Vegan Thai Salad
Salads and light meals

Vegan Thai Salad in a Zesty Dressing

For a vegan twist on the traditional Thai beef salad simply opt for a Thai Salad. You won’t miss meat with these gorgeous greens dressed in a punchy blend of spices sweet, salt and sour.

Quite frankly, sublime and … same-same but different!

If you’re looking to feed a crowd or an economical choice then you can’t go past an abundance of salad greens.
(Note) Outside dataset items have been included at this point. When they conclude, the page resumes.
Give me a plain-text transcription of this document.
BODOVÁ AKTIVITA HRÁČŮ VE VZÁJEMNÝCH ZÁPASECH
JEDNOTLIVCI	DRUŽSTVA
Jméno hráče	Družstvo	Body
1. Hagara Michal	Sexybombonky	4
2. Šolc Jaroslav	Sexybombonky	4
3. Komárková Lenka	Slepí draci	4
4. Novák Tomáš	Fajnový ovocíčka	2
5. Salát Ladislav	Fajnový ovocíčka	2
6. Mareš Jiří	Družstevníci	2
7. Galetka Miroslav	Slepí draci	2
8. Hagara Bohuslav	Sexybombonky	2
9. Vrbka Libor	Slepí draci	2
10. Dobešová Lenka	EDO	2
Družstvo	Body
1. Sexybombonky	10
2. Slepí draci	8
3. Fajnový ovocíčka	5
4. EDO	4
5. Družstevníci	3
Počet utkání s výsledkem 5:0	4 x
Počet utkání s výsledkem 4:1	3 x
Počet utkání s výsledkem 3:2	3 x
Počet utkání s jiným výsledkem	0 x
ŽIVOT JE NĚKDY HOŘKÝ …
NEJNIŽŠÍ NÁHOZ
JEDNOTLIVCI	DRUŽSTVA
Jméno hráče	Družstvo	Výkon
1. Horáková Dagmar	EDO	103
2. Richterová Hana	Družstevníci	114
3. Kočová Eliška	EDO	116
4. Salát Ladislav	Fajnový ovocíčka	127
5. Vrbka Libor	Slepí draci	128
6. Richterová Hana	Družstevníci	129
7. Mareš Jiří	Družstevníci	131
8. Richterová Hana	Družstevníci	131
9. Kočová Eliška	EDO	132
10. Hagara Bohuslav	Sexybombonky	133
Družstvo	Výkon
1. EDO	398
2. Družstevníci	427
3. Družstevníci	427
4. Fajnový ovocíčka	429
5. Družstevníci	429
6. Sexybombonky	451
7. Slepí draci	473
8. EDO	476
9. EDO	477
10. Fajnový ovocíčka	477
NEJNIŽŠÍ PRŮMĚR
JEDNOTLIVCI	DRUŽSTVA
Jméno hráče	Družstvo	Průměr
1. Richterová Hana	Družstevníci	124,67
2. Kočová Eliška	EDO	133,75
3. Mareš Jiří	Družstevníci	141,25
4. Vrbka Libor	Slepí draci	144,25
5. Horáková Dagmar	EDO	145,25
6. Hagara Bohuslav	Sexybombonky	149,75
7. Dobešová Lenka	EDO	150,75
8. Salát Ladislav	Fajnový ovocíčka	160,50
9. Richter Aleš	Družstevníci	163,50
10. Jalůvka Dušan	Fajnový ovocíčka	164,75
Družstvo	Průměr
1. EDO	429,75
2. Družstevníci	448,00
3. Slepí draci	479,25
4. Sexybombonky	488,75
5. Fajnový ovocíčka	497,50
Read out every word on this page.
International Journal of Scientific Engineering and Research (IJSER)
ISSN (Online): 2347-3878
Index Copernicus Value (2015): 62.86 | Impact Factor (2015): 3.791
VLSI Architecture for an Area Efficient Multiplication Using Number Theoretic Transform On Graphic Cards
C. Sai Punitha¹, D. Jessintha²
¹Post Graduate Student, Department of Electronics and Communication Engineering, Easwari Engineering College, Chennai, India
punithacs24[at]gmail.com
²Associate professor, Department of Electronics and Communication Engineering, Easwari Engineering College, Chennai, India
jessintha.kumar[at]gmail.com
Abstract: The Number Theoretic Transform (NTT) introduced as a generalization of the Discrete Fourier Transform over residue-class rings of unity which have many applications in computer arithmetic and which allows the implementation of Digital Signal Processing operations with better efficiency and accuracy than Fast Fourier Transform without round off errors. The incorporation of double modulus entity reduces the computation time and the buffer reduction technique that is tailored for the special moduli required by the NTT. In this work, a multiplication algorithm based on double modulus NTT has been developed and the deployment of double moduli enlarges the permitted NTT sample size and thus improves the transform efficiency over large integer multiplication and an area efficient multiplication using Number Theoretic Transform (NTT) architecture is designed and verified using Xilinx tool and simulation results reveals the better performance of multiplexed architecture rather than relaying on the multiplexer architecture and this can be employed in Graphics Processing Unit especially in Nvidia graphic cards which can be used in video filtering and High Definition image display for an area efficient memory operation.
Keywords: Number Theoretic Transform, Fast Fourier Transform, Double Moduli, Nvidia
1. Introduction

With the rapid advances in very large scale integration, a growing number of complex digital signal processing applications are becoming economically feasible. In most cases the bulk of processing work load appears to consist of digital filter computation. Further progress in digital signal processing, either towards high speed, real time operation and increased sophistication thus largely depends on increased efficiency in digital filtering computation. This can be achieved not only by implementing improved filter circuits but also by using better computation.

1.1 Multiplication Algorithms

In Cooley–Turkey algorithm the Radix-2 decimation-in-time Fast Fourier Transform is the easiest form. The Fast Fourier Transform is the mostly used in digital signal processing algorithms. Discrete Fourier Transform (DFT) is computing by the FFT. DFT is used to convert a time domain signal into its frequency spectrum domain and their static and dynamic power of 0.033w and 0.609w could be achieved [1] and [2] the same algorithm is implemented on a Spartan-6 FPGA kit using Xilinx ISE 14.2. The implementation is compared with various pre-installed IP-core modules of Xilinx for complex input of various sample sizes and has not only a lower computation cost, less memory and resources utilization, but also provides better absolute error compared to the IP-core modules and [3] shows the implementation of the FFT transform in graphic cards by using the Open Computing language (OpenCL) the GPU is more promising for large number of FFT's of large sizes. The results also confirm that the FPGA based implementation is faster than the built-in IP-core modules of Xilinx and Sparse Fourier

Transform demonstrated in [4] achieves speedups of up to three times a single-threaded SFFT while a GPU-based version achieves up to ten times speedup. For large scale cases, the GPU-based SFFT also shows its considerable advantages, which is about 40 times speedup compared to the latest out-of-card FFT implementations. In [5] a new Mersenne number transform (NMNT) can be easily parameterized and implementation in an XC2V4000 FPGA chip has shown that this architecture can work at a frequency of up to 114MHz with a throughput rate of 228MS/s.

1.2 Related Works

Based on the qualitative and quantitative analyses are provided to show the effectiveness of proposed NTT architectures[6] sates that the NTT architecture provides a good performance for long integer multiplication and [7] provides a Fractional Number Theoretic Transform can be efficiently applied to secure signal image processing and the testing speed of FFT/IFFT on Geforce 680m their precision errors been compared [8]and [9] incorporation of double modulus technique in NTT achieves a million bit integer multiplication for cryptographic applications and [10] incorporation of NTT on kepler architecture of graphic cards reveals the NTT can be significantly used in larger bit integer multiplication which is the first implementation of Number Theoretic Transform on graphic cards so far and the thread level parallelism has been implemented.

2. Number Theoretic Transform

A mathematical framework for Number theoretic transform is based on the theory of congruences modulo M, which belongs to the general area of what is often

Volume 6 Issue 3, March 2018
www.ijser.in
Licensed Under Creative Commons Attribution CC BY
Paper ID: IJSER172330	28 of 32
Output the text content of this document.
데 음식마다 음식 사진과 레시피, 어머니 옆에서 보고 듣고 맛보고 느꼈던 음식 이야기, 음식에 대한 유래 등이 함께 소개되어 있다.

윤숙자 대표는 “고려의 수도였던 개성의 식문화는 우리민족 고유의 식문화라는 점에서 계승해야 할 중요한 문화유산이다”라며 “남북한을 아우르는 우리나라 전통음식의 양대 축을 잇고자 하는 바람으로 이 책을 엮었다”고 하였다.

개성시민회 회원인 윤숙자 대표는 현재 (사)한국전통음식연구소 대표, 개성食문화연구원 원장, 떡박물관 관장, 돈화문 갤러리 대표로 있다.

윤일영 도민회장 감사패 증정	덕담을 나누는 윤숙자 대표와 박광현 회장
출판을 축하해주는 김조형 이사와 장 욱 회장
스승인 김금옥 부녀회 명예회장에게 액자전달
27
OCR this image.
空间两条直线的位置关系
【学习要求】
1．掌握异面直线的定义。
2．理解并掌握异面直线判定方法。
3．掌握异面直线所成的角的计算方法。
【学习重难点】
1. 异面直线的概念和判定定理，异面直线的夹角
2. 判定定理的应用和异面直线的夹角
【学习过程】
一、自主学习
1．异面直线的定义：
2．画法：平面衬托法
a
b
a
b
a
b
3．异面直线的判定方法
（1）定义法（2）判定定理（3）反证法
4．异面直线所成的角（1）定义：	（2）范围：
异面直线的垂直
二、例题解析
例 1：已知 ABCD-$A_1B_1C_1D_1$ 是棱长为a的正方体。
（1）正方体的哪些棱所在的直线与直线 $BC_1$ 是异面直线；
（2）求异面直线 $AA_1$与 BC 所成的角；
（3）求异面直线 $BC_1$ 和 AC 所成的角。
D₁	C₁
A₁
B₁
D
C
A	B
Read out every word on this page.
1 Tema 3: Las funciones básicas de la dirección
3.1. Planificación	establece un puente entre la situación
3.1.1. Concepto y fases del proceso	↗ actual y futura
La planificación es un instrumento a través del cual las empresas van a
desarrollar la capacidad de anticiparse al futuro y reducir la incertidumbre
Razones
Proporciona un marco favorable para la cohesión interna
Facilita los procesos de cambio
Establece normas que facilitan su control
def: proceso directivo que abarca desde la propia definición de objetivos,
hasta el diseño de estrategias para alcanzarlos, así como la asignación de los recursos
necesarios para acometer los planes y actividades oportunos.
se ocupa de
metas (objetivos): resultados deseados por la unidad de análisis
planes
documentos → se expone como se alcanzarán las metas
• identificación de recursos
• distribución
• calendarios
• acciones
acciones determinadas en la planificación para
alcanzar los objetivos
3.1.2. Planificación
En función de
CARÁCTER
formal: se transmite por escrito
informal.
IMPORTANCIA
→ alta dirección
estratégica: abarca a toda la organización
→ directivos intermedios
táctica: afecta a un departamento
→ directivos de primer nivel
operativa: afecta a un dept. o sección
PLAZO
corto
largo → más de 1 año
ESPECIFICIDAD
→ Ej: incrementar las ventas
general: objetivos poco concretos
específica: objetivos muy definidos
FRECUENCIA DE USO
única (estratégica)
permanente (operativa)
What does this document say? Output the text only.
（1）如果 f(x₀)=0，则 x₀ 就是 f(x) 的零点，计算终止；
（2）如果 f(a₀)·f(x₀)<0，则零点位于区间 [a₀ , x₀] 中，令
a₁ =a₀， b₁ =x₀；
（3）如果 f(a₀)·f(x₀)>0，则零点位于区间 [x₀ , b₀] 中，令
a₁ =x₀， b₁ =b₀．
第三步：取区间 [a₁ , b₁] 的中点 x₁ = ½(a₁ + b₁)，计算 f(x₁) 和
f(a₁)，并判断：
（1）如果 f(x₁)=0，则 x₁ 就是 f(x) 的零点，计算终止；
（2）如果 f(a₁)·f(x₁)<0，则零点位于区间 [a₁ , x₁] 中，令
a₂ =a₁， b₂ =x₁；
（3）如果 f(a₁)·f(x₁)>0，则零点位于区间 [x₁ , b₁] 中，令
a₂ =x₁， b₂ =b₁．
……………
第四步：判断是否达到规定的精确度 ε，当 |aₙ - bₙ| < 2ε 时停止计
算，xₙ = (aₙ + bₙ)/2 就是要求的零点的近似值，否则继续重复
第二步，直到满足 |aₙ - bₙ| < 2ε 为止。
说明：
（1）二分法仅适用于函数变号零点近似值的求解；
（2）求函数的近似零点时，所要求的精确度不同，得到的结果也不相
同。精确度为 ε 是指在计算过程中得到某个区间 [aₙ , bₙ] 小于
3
Better yet you’ve got a bowl full of goodness with produce which boasts anti-inflammatory and anti-oxidant properties.

This salad is perfect alongside a Vegan Caesar Salad.

Ingredients

  • Large lettuce or 2 small (the cos variety lettuce work well)
  • 1 Lebanese cucumber
  • 6 baby corn
  • handful of green beans, chopped
  • 1/2 cup of broccoli sprouts
  • 1/2 cup of bean sprouts
  • 2-3 sprigs of fresh mint
  • 2 cloves of garlic, crushed and finely sliced
  • 1 bullhorn chill, finely sliced
  • 1/4 cup of cashew nuts
  • Juice from one lemon
  • 2 tbsp of vegan fish sauce
  • 2 tsp of coconut sugar

Method

  1. On a hot plate lightly grill the corn, beans and garlic in a little olive oil. Remove from heat and set aside when done.
  2. Assemble all salad greens in a serving bowl and top with the grilled corn and beans.
  3. To make the dressing; grilled garlic, chilli, lemon juice, vegan fish sauce and coconut sugar. Mix thoroughly and add 1-2 tsp of water .
  4. Pour dressing over the salad and top with cashews and a final spritz of lemon.